Almina soupira. « Dégagez l'eau. »

Edrin pointa la ligne marquée, puis le grillage. Il leva un doigt.

Une tâche. Surveillée.

Mataon hocha la tête.

Il s'agenouilla près de l'abreuvoir et retira le grillage. Boue, fibres de racines, et coquilles d'escargots pâles bourraient les lattes. Il utilisa une brindille pour les gratter tandis que Tovan surveillait ses mains.

Skrrt... skrrt... skrrt.

Barni s'assit près de lui, inspecta le travail, et bâilla.

« Tu pourrais aider. »

Barni posa une patte sur l'extrémité propre du grillage.

« Oui. Gestion de supervision. Naturellement. »

Le courant se renforça quand Mataon le remit en place.
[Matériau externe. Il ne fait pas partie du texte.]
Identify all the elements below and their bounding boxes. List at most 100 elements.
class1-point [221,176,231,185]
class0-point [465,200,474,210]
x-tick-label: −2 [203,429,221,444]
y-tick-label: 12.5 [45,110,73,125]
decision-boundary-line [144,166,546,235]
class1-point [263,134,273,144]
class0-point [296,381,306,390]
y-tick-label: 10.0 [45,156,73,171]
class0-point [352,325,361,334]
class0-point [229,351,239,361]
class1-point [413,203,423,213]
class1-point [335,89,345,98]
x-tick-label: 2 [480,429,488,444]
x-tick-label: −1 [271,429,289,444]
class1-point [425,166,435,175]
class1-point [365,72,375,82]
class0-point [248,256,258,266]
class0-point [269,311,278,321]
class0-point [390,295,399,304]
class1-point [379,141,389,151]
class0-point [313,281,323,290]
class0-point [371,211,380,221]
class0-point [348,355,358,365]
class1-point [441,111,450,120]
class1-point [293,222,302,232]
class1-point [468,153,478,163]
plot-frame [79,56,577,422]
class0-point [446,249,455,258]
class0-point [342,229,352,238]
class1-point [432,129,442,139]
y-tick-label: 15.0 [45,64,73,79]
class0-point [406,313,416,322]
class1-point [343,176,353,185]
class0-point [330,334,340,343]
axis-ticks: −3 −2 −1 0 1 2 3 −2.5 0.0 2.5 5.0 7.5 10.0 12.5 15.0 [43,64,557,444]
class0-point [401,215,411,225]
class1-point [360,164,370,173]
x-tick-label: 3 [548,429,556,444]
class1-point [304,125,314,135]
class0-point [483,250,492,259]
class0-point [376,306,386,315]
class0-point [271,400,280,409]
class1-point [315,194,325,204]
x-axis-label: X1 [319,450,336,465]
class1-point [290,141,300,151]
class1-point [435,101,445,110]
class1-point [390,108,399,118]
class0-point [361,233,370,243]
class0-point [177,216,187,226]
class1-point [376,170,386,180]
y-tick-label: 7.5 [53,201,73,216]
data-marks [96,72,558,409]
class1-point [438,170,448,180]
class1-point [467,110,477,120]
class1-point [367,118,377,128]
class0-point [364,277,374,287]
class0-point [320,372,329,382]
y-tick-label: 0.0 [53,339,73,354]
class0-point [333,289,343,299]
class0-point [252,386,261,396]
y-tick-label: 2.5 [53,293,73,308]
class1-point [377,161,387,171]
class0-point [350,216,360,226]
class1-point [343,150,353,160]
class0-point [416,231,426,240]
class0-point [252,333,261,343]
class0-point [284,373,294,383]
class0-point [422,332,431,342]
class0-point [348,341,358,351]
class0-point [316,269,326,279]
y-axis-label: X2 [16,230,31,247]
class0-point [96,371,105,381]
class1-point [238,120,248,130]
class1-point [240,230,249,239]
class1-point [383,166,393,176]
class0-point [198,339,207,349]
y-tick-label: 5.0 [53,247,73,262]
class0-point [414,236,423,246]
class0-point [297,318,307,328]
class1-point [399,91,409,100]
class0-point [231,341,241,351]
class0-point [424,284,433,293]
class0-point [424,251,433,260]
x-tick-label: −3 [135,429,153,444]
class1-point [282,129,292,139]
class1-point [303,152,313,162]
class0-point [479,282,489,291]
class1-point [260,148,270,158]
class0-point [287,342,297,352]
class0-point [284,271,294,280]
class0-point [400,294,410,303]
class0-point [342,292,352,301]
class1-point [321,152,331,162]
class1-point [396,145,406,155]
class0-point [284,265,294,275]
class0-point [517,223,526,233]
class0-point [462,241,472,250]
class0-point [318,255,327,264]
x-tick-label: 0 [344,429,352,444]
L'eau courut claire dans le bol de la guérisseuse.

La guérisseuse Bestiale lui adressa un bref hochement de tête avant de retourner vers Raska.

Ce n'était pas de la confiance.

C'était une transaction terminée sans argent : un acte utile, témoigné et borné.

Mataon préférait ça à la gratitude.

Edrin tourna l'ardoise vers lui à nouveau. Douze broches de laiton. Dix-sept marques de charbon. Cinq cercles vides.

Puis il tapa le premier cercle vide et pointa Raska.

La femme sur le lit n'avait jamais existé dans le registre du travail de Deuna.

Edrin tapa les quatre autres.

Quatre autres prisonniers manquaient encore.

Mataon regarda vers le passage est scellé.

Le camp avait contenu dix-sept personnes.

Deuna en avait admis douze.

Cinq pouvaient être travaillés, déplacés, ou tués sans créer une seule absence officielle.